Mario Brava: The B-movie director who inspired Quentin Tarantino to greatness
Even though he’s never made a straightforward horror movie in the truest sense of the term – despite the majority of his filmography containing at least one instance of wince-inducing violence – Quentin Tarantino has been open in how heavily the genre at large helped inspire and shape him into the filmmaker he became.
Breaking through as the creator of labyrinthine crime thrillers that played with the concept of structure and convention, the two-time Academy Award winner would eventually try his hand at martial arts-inspired revenge stories, revisionist historical epics, Westerns, and love letters to Los Angeles.
With just one feature left before he retires from directing, though, it’s a cinematic itch that Tarantino will leave unscratched. Death Proof came the closest by far to taking him into full-blown horror territory with the caveat of substituting a typical slasher villain for a maniacal murderer who wields a car as their weapon of choice, making it rather ironic that his sole flirtation with terror is regularly deemed his weakest effort.

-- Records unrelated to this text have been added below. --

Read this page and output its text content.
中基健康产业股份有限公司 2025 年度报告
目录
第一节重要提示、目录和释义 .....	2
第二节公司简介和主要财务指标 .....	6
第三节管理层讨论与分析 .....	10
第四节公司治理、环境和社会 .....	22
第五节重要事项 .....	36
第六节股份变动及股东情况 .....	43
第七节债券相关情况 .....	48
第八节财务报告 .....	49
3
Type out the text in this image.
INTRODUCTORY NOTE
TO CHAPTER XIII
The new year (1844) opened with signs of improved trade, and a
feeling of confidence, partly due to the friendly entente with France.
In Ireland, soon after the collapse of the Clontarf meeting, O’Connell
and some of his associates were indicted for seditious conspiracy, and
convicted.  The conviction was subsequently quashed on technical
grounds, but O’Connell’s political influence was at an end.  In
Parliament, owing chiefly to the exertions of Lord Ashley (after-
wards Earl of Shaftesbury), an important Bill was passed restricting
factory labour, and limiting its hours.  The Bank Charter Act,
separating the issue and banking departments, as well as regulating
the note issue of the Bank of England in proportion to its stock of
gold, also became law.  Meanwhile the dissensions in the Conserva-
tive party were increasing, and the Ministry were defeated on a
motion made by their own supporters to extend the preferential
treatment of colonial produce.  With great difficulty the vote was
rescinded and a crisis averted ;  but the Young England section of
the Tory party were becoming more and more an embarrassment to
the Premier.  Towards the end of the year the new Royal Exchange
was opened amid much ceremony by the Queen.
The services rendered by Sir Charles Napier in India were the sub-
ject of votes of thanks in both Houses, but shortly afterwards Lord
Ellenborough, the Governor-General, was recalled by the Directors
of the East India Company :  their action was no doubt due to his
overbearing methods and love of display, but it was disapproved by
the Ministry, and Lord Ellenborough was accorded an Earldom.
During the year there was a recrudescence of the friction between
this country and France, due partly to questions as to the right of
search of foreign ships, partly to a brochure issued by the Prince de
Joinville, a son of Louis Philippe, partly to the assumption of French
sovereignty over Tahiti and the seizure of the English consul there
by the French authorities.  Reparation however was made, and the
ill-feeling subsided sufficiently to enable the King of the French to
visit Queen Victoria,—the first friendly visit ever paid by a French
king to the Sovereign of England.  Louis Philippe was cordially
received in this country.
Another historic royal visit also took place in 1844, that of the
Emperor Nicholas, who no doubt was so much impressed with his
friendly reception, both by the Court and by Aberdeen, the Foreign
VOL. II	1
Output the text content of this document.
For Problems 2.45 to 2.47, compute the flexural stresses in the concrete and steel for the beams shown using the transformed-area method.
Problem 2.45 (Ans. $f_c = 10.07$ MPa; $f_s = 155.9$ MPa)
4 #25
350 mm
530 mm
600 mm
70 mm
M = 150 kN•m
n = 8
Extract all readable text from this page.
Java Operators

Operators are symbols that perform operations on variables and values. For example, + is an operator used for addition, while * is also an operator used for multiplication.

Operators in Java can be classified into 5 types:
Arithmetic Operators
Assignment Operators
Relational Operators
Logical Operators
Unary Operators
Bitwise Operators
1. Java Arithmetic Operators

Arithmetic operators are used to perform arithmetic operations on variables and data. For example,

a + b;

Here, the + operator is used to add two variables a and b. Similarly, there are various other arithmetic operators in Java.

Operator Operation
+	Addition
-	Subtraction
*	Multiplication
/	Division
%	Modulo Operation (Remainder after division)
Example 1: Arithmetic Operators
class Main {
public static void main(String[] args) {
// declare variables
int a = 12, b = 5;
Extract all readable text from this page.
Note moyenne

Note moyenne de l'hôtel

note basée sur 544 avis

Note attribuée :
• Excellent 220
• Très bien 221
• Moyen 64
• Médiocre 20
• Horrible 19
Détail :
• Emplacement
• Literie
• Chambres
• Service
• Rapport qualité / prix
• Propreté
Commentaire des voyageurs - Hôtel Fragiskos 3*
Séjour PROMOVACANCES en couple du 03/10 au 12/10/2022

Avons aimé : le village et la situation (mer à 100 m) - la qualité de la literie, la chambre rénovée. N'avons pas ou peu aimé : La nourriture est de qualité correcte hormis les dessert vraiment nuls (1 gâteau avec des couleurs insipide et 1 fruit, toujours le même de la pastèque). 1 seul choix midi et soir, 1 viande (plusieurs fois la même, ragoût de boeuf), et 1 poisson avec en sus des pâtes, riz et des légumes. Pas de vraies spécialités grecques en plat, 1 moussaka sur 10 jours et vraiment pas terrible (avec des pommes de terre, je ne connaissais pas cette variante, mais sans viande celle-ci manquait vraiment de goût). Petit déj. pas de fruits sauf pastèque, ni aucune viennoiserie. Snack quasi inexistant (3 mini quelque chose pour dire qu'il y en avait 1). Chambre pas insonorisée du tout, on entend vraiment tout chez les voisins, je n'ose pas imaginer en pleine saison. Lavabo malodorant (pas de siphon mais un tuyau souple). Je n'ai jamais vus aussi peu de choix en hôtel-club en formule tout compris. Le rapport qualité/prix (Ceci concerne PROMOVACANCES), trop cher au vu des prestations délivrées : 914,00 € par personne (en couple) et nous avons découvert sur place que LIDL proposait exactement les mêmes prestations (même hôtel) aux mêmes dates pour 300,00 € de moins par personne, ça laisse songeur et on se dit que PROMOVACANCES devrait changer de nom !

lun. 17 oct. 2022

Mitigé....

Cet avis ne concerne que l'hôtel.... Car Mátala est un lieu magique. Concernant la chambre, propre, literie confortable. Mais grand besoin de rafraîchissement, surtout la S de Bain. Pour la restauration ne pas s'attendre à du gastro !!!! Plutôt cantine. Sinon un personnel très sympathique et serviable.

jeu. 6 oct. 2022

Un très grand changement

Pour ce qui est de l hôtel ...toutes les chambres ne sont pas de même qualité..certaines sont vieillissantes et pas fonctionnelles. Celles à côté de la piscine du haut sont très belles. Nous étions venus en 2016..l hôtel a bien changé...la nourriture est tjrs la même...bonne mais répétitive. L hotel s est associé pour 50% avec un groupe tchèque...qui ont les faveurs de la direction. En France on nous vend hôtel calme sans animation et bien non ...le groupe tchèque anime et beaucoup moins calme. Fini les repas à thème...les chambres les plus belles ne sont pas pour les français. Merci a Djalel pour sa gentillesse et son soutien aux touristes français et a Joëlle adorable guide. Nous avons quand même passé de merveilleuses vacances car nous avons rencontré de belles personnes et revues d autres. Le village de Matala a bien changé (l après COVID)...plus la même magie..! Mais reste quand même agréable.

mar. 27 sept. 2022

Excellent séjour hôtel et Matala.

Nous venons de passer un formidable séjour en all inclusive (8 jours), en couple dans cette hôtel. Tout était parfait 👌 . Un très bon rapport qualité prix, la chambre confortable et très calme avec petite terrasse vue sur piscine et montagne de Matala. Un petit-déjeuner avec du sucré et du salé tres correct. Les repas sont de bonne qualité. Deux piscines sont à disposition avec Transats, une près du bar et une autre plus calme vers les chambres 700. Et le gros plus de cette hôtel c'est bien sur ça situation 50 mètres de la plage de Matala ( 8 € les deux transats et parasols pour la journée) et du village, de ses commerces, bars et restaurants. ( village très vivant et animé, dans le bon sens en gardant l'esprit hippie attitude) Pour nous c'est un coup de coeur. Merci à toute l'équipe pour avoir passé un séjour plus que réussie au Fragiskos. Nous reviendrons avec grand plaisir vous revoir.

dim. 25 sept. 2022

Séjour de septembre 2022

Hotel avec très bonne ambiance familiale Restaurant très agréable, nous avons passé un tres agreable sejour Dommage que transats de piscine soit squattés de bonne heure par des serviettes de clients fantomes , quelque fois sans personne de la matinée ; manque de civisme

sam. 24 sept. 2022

And yet, one of the most important influences on his entire career was Mario Brava, nicknamed the ‘Master of the Macabre’. A prolific creative who would often churn out anywhere up to five movies on an annual basis in various capacities, what he lacked in budget he more than made up for in ingenuity and visual style, leaving behind a legacy as one of horror’s godfathers at a time when the medium was only at the beginning of its mainstream acceptance.
As somebody who would devour as much cinema as possible before he got his foot in the door, it’s unsurprising that Tarantino referred to Bava as “one of the first directors I got to know by name”. Creating an inadvertent connection with an era-defining musical act, too, it was “because I saw Black Sabbath on late night television and would get excited to see it pop up again”.
Explaining to SiriusXM that “it has this cool operatic quality about it”, the Pulp Fiction and Django Unchained architect listed Bava alongside Sergio Leone as the two names above all who “got me thinking about shots”. From watching their respective back catalogues, he “recognised a cinematic style, signature, and quality to the movies that went beyond the movie just being good or not.”
Fully aware that not even his idols boasted a 100% hit rate, Tarantino admitted that “even when I saw a Bava movie I didn’t like, I still recognised that same operatic quality.” As a writer, director, cinematographer and special effects artist that regularly wore multiple hats on the same production, the Italian idol was inevitably going to fluctuate between quantity and quality.
Nonetheless, even his lesser-heralded efforts managed to make a mark on Tarantino, helping the aspiring filmmaker develop what would soon become recognized as his own signature style.